Alfvaen's Top Books of 2001
So Issola came as a breath of fresh air. It was Vlad point of view, it was present timeline, and all the stops were out. We've got the Jenoine, we've got Morrolan and Aliera and Sethra and the whole bunch(including Morrolan's servitor, the Issola of the title, who comes to play a crucial part in the plot), we've got Great Weapons, and we've got the enigma of Spellbreaker finally resolved. It pulls no punches and takes no prisoners. Welcome back, Vlad! Remember that there's supposed to be at least seventeen books in the series, probably eighteen because Taltos isn't one of the Dragaeran houses.
It starts a bit slowly, but soon enough it's rip-roaring away. Lots of nice battle scenes, in which the Shrike is the good guy(sort of like the Terminator in T2), but doesn't always come out on top. A lot of what we were told in the Hyperion books turns out to be wrong, and not a few people we thought were dead aren't, and that gets a bit confusing, but it all works out in the end. A bit of a bittersweet ending, but it wraps things up nicely.
Of course, that's what we thought the last time...
If you haven't read the rest of the Black Company series, then obviously you should start there. I'll wait. This web page will probably be up for a few years yet. There. Caught up? Okay then.
It's probably not true that Glen Cook had the whole background of the world figured out when he wrote the first trilogy, or even when he did the first two Books of the South. I'm guessing that he had inklings, but that things just started to fall together to form a larger framework. Because I think otherwise some things would have been foreshadowed more, you know? But how it did all come together is staggering and ultimately very impressive.
Like Issola, this also features the return of the original narrator after several books of absence--Croaker, after Murgen in Bleak Seasons and She Is The Darkness, and Sleepy in Water Sleeps. And he even shared with Lady in Dreams of Steel. So this is an extra-special treat.
The mystery of Khatovar is revealed at long last, and it was almost totally unexpected for me. Major cosmic things happen, and I'm afraid that One-Eye and Goblin do not both make it out of the book unscathed. Neither does Croaker, really, but then he was probably in his eighties anyway.

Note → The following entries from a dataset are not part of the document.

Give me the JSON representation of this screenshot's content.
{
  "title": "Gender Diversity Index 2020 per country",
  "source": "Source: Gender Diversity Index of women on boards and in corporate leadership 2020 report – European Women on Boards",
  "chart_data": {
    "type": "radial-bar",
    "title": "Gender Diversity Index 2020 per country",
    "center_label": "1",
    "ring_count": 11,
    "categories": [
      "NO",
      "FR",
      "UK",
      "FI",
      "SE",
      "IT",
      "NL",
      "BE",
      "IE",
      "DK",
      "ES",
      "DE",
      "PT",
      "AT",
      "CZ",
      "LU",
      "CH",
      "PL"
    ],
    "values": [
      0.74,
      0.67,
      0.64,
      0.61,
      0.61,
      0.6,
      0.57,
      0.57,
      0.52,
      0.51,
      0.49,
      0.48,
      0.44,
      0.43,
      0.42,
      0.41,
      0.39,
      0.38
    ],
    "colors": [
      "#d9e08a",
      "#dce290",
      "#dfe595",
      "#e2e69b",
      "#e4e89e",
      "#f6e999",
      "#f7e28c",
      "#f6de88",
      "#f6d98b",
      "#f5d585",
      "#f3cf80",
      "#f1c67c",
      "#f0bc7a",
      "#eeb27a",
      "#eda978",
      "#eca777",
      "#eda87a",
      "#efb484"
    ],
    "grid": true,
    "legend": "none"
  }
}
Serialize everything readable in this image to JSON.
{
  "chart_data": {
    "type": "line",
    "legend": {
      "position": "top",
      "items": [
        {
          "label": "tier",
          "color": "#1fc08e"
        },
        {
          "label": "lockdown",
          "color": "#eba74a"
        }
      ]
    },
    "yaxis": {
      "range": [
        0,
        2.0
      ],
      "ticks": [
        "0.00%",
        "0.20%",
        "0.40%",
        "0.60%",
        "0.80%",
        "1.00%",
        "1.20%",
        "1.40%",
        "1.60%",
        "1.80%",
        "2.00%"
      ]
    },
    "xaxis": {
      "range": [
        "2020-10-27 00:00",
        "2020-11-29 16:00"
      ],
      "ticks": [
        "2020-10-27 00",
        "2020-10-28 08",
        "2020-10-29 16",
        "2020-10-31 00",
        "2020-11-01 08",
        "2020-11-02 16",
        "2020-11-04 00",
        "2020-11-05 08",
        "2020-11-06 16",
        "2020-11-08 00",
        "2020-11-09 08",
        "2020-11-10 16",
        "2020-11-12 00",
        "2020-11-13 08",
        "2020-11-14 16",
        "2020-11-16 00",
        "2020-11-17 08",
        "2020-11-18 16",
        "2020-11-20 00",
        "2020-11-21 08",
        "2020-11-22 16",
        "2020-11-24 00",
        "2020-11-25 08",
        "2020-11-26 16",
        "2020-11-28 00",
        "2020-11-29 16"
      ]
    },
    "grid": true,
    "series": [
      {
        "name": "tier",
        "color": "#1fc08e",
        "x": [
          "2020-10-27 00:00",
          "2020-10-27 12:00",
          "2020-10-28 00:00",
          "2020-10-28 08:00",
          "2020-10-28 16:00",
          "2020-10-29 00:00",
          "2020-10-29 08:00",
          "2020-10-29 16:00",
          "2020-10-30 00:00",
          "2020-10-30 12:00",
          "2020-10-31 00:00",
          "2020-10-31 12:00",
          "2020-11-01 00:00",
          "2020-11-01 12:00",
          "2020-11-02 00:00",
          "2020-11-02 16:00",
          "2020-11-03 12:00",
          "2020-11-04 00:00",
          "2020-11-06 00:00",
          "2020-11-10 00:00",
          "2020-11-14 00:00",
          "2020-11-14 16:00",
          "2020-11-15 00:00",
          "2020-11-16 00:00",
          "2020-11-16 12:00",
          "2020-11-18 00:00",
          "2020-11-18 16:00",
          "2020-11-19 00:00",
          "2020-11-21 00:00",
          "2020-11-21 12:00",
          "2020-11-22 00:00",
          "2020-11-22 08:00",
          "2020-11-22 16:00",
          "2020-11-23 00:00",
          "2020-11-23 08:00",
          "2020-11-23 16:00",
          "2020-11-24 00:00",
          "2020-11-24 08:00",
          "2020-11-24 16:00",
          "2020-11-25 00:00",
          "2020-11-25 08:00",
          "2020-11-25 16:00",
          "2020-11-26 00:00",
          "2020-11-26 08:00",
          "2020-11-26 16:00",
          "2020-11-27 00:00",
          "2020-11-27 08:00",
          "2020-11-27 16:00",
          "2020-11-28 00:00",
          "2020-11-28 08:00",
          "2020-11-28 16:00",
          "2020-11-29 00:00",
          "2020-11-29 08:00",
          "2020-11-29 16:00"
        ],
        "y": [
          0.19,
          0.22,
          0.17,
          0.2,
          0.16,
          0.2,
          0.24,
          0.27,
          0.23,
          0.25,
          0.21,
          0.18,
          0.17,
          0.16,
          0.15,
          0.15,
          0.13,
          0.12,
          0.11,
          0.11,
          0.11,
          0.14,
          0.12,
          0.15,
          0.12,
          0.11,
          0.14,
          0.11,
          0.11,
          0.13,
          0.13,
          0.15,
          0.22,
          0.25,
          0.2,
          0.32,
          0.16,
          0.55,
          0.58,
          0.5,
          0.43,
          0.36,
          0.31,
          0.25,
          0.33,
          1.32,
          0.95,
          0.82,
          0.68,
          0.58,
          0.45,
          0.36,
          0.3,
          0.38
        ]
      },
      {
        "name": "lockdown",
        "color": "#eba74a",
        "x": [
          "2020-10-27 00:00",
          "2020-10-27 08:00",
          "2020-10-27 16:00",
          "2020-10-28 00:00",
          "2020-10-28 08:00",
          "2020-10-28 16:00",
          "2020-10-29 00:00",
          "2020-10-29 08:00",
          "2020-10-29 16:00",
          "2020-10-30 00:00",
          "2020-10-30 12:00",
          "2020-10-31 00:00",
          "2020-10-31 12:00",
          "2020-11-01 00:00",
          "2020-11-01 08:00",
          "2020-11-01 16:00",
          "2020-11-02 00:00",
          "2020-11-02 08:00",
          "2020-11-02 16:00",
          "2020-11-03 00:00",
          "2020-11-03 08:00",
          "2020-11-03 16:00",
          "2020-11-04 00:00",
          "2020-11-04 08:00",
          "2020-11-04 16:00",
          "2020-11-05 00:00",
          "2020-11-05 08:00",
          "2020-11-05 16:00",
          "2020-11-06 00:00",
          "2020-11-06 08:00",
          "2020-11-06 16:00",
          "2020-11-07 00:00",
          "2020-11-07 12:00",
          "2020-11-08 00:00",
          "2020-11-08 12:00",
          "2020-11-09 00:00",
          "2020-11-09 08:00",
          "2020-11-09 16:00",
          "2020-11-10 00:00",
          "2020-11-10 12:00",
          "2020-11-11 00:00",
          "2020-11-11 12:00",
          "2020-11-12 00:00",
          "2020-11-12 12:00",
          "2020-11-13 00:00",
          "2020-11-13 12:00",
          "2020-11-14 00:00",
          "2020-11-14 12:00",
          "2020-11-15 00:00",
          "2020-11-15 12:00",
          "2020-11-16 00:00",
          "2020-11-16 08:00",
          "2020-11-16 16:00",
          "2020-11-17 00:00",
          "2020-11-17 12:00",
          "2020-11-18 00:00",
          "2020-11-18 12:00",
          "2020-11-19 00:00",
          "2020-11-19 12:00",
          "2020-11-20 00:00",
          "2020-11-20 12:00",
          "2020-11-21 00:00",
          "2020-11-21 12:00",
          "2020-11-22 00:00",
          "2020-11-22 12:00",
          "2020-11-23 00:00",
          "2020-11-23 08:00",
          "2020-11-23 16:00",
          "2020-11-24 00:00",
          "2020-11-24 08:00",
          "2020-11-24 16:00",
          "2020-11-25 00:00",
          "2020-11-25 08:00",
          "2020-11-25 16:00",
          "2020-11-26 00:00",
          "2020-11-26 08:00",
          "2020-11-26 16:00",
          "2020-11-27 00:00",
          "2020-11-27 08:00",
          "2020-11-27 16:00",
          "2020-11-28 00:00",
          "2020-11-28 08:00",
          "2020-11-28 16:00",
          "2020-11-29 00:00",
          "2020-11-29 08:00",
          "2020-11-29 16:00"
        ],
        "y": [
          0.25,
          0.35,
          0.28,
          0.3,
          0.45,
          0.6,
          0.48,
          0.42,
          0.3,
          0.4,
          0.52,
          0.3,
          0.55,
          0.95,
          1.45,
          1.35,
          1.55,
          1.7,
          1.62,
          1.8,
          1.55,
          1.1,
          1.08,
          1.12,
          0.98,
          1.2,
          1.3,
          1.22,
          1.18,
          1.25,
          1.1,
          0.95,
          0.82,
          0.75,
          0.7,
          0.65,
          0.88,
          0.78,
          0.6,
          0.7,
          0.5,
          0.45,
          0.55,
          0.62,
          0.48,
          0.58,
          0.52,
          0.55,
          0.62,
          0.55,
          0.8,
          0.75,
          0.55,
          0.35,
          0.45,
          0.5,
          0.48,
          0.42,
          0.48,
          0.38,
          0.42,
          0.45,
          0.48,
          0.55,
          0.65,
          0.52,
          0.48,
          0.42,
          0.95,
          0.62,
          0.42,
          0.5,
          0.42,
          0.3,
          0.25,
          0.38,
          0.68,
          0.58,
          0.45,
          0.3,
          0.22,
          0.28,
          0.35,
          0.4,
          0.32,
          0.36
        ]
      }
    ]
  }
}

There could be a continuation, probably not from Croaker POV--that's been pretty securely closed off. It would be all new blood. But that was one of the things I always liked about the Black Company books, how they could always keep absorbing new members and yet maintain their continuity. So when he runs out of metals to use in Garrett book titles, maybe Cook will come back to the Company again.
On the non-fiction side of things, I would definitely have to say that Howe & Strauss's latest generational book, Millennials Rising, is worth a look. Generation X comes off as bad in that one as Boomers did in 13th Gen, which I guess is our comeuppance. One thing they claim in the book is that each generation comes of age trying to solve the problems created by the generation before it, or something. Anyway, it should give you a little bit of hope for the future if you think we're on a spiral into the decay of civilization as we know it. Somebody will be there to do the work of fixing it, and they probably all watched "American Pie".
Just when you thought it was safe to back to the library, it's...
Alfvaen's Bottom Books of 2001
But this time it seems to be mostly a bunch of aging Boomers heading down to Florida and nothing happening. Oh, they have to save the world again, but by this point they are all bulletproof and have enough cosmic allies to save the universe standing on their head. Not to mention a talking baby with superpowers. Don't ask.
If I'm lucky, this book will never find its way onto my shelves.
Every paragraph, every sentence, every word, is so intensely overwritten as to be suffocating. You are thrown into the deep end right from the beginning without any chance to get your breath, too. It has its moments, but they are few, and sometimes you don't realize they were there until they're past.
It also doesn't depict a future that I would ever want to live in. It approaches Paul Quarrington's Civilization in its sheer squalor, and includes the most unerotic love scene I've ever read in a book. I just wanted it to be over.
This is what happens when longtime critics write books, you see. They have read so many books that they often try to write something different from everything they've read. Unfortunately, they have read a lot of good and readable and intelligible books as well as dreck, so often what they avoid doing are the things that would make their book good and readable and intelligible. It's a theory, anyway.
No, the best thing about this book by far was their description of that reality's version of "Star Trek"--in a world where travel throught the solar system was more or less well-established, it wasn't even science fiction. So that little writeup is hilarious, and you can skip the rest.